Anne was the most relaxed with herself. In charge. Her beauty surpassed the others. Her breasts were plump and firm, and the hair between her legs was a sandy tulle. Her body was a prime thoroughbred, taut and muscular in a satiny way. As Margot approached her, Anne's breaths came more rapidly, causing droplets beneath her bosom to glide past her belly button.

Athos would have given away his finest swords and horses to taste the water trickling down her skin.

As soon as Margot stood near, Anne began to trace the outline of Margot's breast. Margot shied at first but relaxed when Anne shushed her. She said nothing else but continued to make passes around Margot's breast until the nipple was tight with excitement. For her next act, Anne laid a cheek on Margot's collarbone.

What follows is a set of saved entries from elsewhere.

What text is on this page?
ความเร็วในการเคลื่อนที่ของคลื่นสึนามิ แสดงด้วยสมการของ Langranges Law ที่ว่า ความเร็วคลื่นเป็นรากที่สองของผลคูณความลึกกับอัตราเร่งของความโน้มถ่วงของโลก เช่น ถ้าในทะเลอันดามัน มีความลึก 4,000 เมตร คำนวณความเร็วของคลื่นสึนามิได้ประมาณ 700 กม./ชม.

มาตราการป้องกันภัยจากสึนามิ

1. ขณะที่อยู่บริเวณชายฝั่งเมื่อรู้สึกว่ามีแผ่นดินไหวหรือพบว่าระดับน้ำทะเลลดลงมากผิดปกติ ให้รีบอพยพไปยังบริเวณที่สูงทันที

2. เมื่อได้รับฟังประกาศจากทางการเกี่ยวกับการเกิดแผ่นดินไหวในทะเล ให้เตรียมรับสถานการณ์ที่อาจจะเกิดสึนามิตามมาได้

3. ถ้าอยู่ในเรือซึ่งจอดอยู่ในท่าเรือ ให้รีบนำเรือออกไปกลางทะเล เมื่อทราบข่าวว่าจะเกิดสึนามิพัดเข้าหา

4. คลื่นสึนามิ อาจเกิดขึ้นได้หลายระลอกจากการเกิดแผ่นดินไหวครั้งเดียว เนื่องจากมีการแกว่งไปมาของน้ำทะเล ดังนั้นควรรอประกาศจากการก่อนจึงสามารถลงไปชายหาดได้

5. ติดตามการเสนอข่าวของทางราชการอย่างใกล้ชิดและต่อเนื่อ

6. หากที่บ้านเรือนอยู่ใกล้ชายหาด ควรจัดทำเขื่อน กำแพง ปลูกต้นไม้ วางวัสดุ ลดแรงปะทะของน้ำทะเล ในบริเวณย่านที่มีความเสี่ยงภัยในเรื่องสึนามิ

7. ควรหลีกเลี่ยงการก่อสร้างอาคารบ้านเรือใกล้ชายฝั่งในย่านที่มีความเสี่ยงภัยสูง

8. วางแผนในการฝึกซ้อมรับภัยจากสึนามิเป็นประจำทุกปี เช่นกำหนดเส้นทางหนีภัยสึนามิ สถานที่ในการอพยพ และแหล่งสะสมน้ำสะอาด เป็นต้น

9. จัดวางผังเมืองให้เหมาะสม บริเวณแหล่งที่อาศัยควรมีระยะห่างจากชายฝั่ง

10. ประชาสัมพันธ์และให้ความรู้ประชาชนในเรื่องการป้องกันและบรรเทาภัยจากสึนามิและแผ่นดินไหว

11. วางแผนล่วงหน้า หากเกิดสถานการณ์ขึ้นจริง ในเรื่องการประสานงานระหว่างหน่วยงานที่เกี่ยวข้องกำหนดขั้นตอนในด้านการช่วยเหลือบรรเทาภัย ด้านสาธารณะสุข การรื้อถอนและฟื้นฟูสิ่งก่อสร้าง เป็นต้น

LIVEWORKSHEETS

"Now Margot, a lover's touch is exciting, as I've demonstrated. But if I speak my heart while I enjoy your body, you'll find there's a difference." Anne continued to tickle Margot's breast while reciting. "Drink with me, play with me, love with me, be wreathed with me; be wild when I am wild; and when I am still, be still."

Margot shuddered as Anne kissed her cleavage and ran a hand up the small of her back. It came to rest just in time to catch Margot.

In exquisite pain, Athos curled up and moaned as low as he could. His heart rumbled and body rang. He felt dangerously out of control. The good and bad of what he had just seen sullied his moral base. Anne was an angel and a demon. Eternal dark and first light.